Le Tribunal administratif de Bordeaux a annulé l'arrêté du préfet de la Gironde du 3 octobre 2023 refusant un titre de séjour à Mme B..., ressortissante marocaine, et les mesures d'éloignement subséquentes. La juridiction a estimé que la décision méconnaissait l'article 8 de la Convention européenne des droits de l'homme et l'article 3-1 de la Convention internationale des droits de l'enfant, en raison de l'atteinte disproportionnée à sa vie privée et familiale et de l'intérêt supérieur de ses enfants scolarisés en France. En conséquence, le tribunal a enjoint au préfet de délivrer un titre de séjour "vie privée et familiale" dans un délai d'un mois, sans astreinte, et a mis à la charge de l'État une somme de 1 200 euros au titre des frais de justice.
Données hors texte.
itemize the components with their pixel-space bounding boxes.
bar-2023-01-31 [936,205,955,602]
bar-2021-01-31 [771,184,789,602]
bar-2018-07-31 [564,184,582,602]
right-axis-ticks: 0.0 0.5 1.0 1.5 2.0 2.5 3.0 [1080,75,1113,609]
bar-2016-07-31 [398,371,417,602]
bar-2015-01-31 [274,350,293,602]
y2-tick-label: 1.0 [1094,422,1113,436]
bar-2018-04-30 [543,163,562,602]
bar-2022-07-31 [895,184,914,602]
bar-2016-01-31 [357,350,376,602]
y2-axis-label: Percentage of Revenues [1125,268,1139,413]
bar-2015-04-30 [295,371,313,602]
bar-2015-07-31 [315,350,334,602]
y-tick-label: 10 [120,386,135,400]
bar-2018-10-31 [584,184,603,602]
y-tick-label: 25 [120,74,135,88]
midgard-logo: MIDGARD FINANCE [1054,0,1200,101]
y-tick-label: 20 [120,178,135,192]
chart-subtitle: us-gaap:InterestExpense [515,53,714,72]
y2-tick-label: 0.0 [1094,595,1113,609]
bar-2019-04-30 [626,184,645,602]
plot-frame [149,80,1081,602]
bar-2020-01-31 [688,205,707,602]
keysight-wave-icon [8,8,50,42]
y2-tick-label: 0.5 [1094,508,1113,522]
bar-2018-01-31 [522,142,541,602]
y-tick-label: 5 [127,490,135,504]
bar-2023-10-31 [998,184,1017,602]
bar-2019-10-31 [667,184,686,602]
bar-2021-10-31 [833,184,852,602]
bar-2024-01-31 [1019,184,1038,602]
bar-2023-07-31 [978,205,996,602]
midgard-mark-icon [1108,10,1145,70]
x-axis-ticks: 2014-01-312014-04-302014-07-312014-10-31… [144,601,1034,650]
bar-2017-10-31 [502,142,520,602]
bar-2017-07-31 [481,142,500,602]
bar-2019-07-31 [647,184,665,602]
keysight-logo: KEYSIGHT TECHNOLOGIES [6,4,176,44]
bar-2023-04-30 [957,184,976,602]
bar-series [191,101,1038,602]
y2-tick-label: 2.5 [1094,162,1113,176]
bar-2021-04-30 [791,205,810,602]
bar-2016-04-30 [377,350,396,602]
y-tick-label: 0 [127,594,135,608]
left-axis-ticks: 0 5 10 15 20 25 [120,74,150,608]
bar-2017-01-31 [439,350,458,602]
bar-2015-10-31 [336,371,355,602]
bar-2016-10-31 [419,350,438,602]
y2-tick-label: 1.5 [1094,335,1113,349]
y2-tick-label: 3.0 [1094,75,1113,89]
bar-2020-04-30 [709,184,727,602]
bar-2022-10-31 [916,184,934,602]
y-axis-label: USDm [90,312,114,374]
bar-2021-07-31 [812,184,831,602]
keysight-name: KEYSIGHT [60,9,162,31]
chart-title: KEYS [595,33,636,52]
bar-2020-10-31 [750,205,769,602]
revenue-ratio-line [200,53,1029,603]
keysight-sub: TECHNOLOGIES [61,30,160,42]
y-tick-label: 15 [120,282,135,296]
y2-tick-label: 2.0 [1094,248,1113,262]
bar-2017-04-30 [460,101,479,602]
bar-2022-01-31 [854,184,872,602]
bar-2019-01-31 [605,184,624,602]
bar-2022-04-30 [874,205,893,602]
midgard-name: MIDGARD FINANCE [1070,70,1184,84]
Le Tribunal Administratif de Bordeaux a rejeté la requête de M. B... contre l'arrêté du préfet de la Vienne du 21 septembre 2024 ordonnant son expulsion. Le tribunal a jugé que la procédure devant la commission d'expulsion était régulière et que l'avis favorable de cette commission avait été communiqué à l'intéressé. Il a également estimé que la décision fixant le pays de destination était suffisamment motivée et ne méconnaissait ni l'article 3 de la Convention européenne des droits de l'homme ni l'article L. 721-4 du code de l'entrée et du séjour des étrangers et du droit d'asile, faute de preuve d'un risque de traitement inhumain ou de défaut d'accès aux soins au Congo.